Menteri Luar Negeri (Menlu) Dr H Hassan Wirajuda, SH, MALD, LLM, menegaskan, Pulau Sipadan dan Ligitan sesungguhnya memang bukan wilayah Indonesia karena itu Sipadan-Ligitan bukan wilayah kedaulatan Indonesia yang lepas.
"Sipadan-Ligitan juga bukan wilayah Malaysia, tapi ibarat dua anak yang menemukan sebutir kelereng, lalu keduanya berebut memiliki kelereng itu, jadi kelereng itu sebenarnya bukan milik keduanya, tapi temuan," katanya di Surabaya, Jumat (26/6).
Ia mengemukakan hal itu di hadapan ratusan mahasiswa dalam kuliah umum bertajuk "Perundingan Batas Wilayah Maritim Dengan Negara Tetangga", yang diadakan Fakultas Hukum Universitas Airlangga, Surabaya.
Dalam acara yang juga dihadiri Wakil Menlu Triyono Wibowo, ia mengatakan bahwa konsep kewilayahan negara yang diatur dalam UU 4/Prp/1960 tentang negara kepulauan (peta wilayah Indonesia baseline NKRI) memang tidak memasukkan Sipadan-Ligitan.

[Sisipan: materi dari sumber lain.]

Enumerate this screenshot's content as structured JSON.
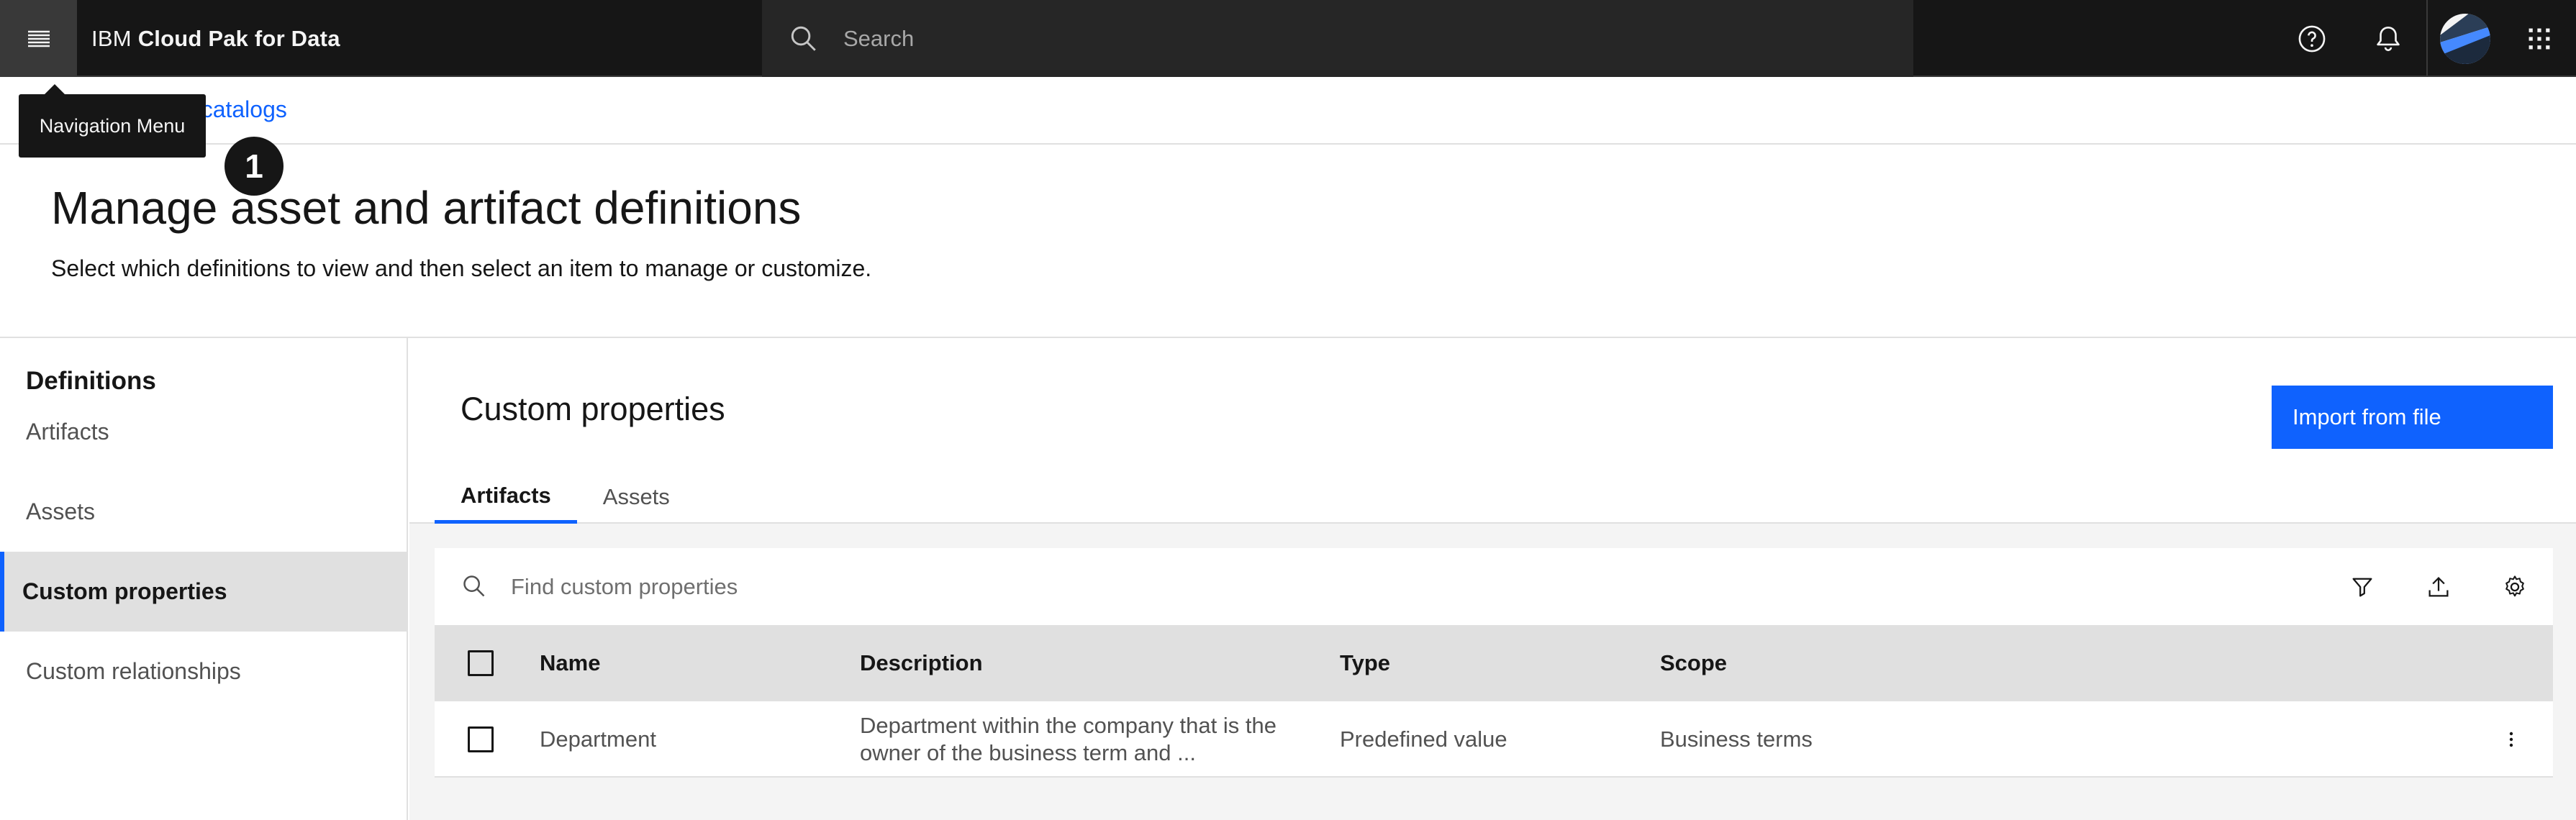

"Jadi, fakta sejarah menunjukkan Sipadan-Ligitan memang bukan wilayah kita, tapi juga bukan wilayah Malaysia, karena itu Indonesia dan Malaysia berebut untuk memilikinya dengan mengembangkan berbagai argumentasi," katanya.
Namun, Mahkamah Internasional (MI) tidak mengakui argumentasi Malaysia bahwa Sipadan-Ligitan merupakan bagian dari Kesultanan Sabah. Tapi, argumentasi Indonesia bahwa Sipadan-Ligitan merupakan bagian dari Kesultanan Wuluhan juga tidak diakui.
"Argumentasi yang diterima MI bukan karena Malaysia lebih dulu masuk ke Sipadan-Ligitan dan membangun dermaga, namun bukti sejarah yang paling awal masuk Sipadan-Ligitan yakni Inggris (penjajah Malaysia) dan Belanda (penjajah Indonesia)," katanya.
Dalam kaitan itu, Malaysia akhirnya dapat membuktikan bahwa Inggris paling awal masuk Sipadan-Ligitan dengan bukti berupa mercusuar dan konservasi penyu, sedangkan Belanda hanya terbukti pernah masuk ke Sipadan-Ligitan, tetapi singgah sebentar tanpa melakukan apa pun.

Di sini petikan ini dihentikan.